The narrow legal ground is whether this was such a cozy deal that the bottom-line result, approved in the manner that it was, nonetheless is subject to judicial revue under what is called the “entire fairness” test. The grant of compensation under Delaware law is not subject to specific statutory procedures requiring higher standards of adoption; the company argues that the entire fairness test cannot be made subject, as to compensation of the CEO, to the same standards applied under the legislature’s specific standards that the lawmakers made express only as to different actions (eg acquisitions and the like).
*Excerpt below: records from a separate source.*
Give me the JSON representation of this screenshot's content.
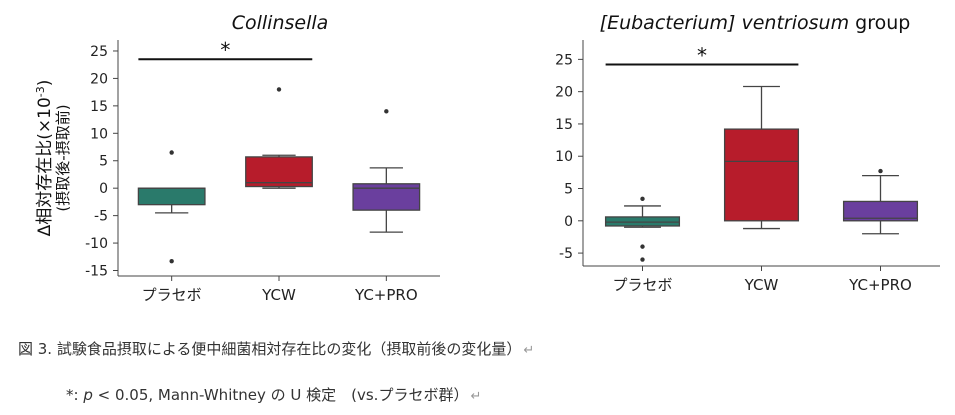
{
  "chart_data": [
    {
      "type": "box",
      "title": "Collinsella",
      "title_italic_part": "Collinsella",
      "title_regular_part": "",
      "ylabel_line1": "Δ相対存在比(×10",
      "ylabel_sup": "-3",
      "ylabel_close": ")",
      "ylabel_line2": "(摂取後-摂取前)",
      "ylim": [
        -16,
        27
      ],
      "yticks": [
        -15,
        -10,
        -5,
        0,
        5,
        10,
        15,
        20,
        25
      ],
      "categories": [
        "プラセボ",
        "YCW",
        "YC+PRO"
      ],
      "boxes": [
        {
          "name": "プラセボ",
          "q1": -3.0,
          "median": 0.0,
          "q3": 0.0,
          "whisker_low": -4.5,
          "whisker_high": 0.0,
          "outliers": [
            6.5,
            -13.3
          ],
          "color": "#2a7a6b"
        },
        {
          "name": "YCW",
          "q1": 0.3,
          "median": 1.0,
          "q3": 5.7,
          "whisker_low": 0.0,
          "whisker_high": 6.0,
          "outliers": [
            18.0
          ],
          "color": "#b71c2b"
        },
        {
          "name": "YC+PRO",
          "q1": -4.0,
          "median": 0.0,
          "q3": 0.8,
          "whisker_low": -8.0,
          "whisker_high": 3.7,
          "outliers": [
            14.0
          ],
          "color": "#6a3f9e"
        }
      ],
      "significance": {
        "from": 0,
        "to": 1,
        "y": 23.5,
        "label": "*"
      }
    },
    {
      "type": "box",
      "title": "[Eubacterium] ventriosum group",
      "title_italic_part": "[Eubacterium] ventriosum",
      "title_regular_part": "group",
      "ylim": [
        -7,
        28
      ],
      "yticks": [
        -5,
        0,
        5,
        10,
        15,
        20,
        25
      ],
      "categories": [
        "プラセボ",
        "YCW",
        "YC+PRO"
      ],
      "boxes": [
        {
          "name": "プラセボ",
          "q1": -0.8,
          "median": -0.2,
          "q3": 0.6,
          "whisker_low": -1.0,
          "whisker_high": 2.3,
          "outliers": [
            3.4,
            -4.0,
            -6.0
          ],
          "color": "#2a7a6b"
        },
        {
          "name": "YCW",
          "q1": 0.0,
          "median": 9.2,
          "q3": 14.2,
          "whisker_low": -1.2,
          "whisker_high": 20.8,
          "outliers": [],
          "color": "#b71c2b"
        },
        {
          "name": "YC+PRO",
          "q1": 0.0,
          "median": 0.4,
          "q3": 3.0,
          "whisker_low": -2.0,
          "whisker_high": 7.0,
          "outliers": [
            7.7
          ],
          "color": "#6a3f9e"
        }
      ],
      "significance": {
        "from": 0,
        "to": 1,
        "y": 24.2,
        "label": "*"
      }
    }
  ],
  "caption": {
    "text": "図 3. 試験食品摂取による便中細菌相対存在比の変化（摂取前後の変化量）",
    "return_mark": "↵"
  },
  "footnote": {
    "star": "*: ",
    "p": "p",
    "rest": " < 0.05, Mann-Whitney の U 検定　(vs.プラセボ群）",
    "return_mark": "↵"
  }
}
What IS the scope of board power in setting comp? IF there is no special standard for voting on that issue, as there is for acquisitions, and if there is no breach of the duty of loyalty (eg the people taking the vote are not the beneficiaries of that vote), all that seems left is a claim of corporate waste. That is a hard hill to climb in Delaware, whose regulatory scheme is premised on the freedom of directors to direct (thereby attracting as clients so many major corporations which choose to form themselves under Delaware state law). If the stockholders object, they can vote out the directors. If the rating agencies find the vote objectionable, they can negatively recommend re-election.
This case feels like the Chancery will decide and that it will get appealed up to the Delaware Supreme Court.